最近の不動産価格の高騰は、この業界で働く私から見ても「度が過ぎる」状況だと感じている。
当社の最寄り駅である東急東横線妙蓮寺駅(横浜市港北区)から徒歩10分圏では、土地を購入して注文住宅を建てる場合、新型コロナウイルス禍の前であれば7000万円あれば十分だった。しかし、今は9000万円程度から1億円を超える予算が必要になってきた。これは土地価格はもちろん、建材価格や人件費も上がっているためだ。1億円レベルの住宅ローンを返済していくためには、世帯年収で1500万円前後は求められる。
具体的に計算してみよう。1億円のうち頭金を1000万円とし、残り9000万円について35年ローン(変動金利1%)で組むと、毎月の返済額は25万円程度になる。年収に対する返済比率(銀行審査金利3.5%)は世帯年収が1500万円なら約30%、1200万円なら約37%となる。一般的に返済比率は30%を超えると生活に余裕がなくなり、35%を超えるとそもそも銀行の審査が通らない場合が多い。つまり世帯年収が1200万円では足りず、1500万円で「ぎりぎりで安全圏内」となる。

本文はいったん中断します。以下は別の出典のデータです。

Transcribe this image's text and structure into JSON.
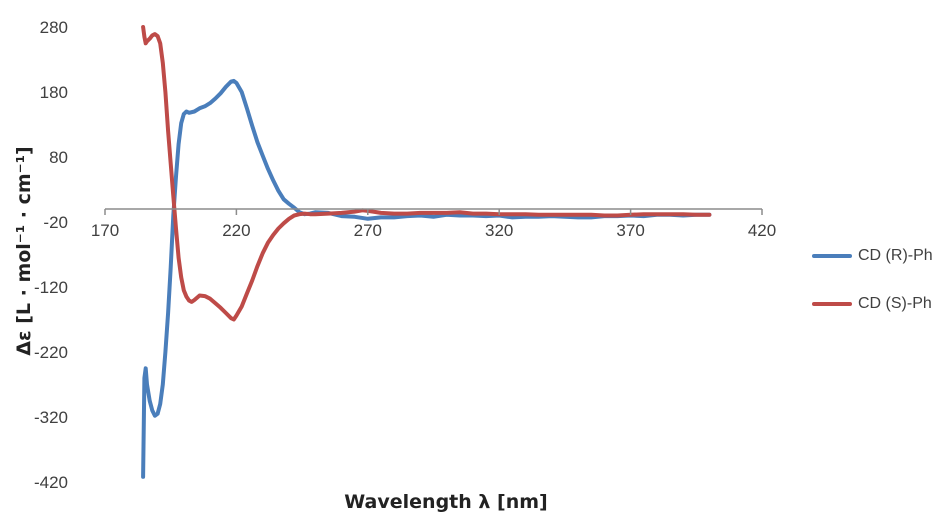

振り返れば、コロナ禍前は近隣の賃貸住宅にお住まいのファミリー層が「子どもが大きくなったので、そろそろ家が欲しい」という理由で当社にご来店いただくことが多かった。
よくあるケースは、社会人として経験を積みながら20代後半になり、将来が見えてきた頃にパートナーと出会って2人の生活をスタート。東横線では比較的賃料がお得な妙蓮寺エリアで賃貸物件を借り、その後、子供が生まれて、待機児童が多い中で何とか保育園の入園を決め、奥様は産休から職場復帰を果たす。そして、数年働いて子供が小学校に入学する前のタイミングで「入学後に転校させるのはかわいそう」という理由から、住宅購入に本腰を入れて探し始めるといった感じだ。
先ほど、コロナ禍前は土地と新築の注文住宅は7000万円あれば十分だったとお伝えしたが、建売住宅やマンションなら駅から比較的近い立地でも6000万円前後で買えた。ところが、コロナ禍後は東横線沿線の相場が高騰し、戸建てもマンションも価格が1000万~2000万円レベルで上がってしまった。
そのためこの妙蓮寺エリアでの住宅購入を諦めて、横浜市南部など価格相場が下がる地域へ引っ越すケースが増えている。実際、地元の小学校では新居を求めて学区外に転出する家庭が珍しくはない。また、新入生の人数も減って1年生は4クラスから3クラスに減るという事態も起きている。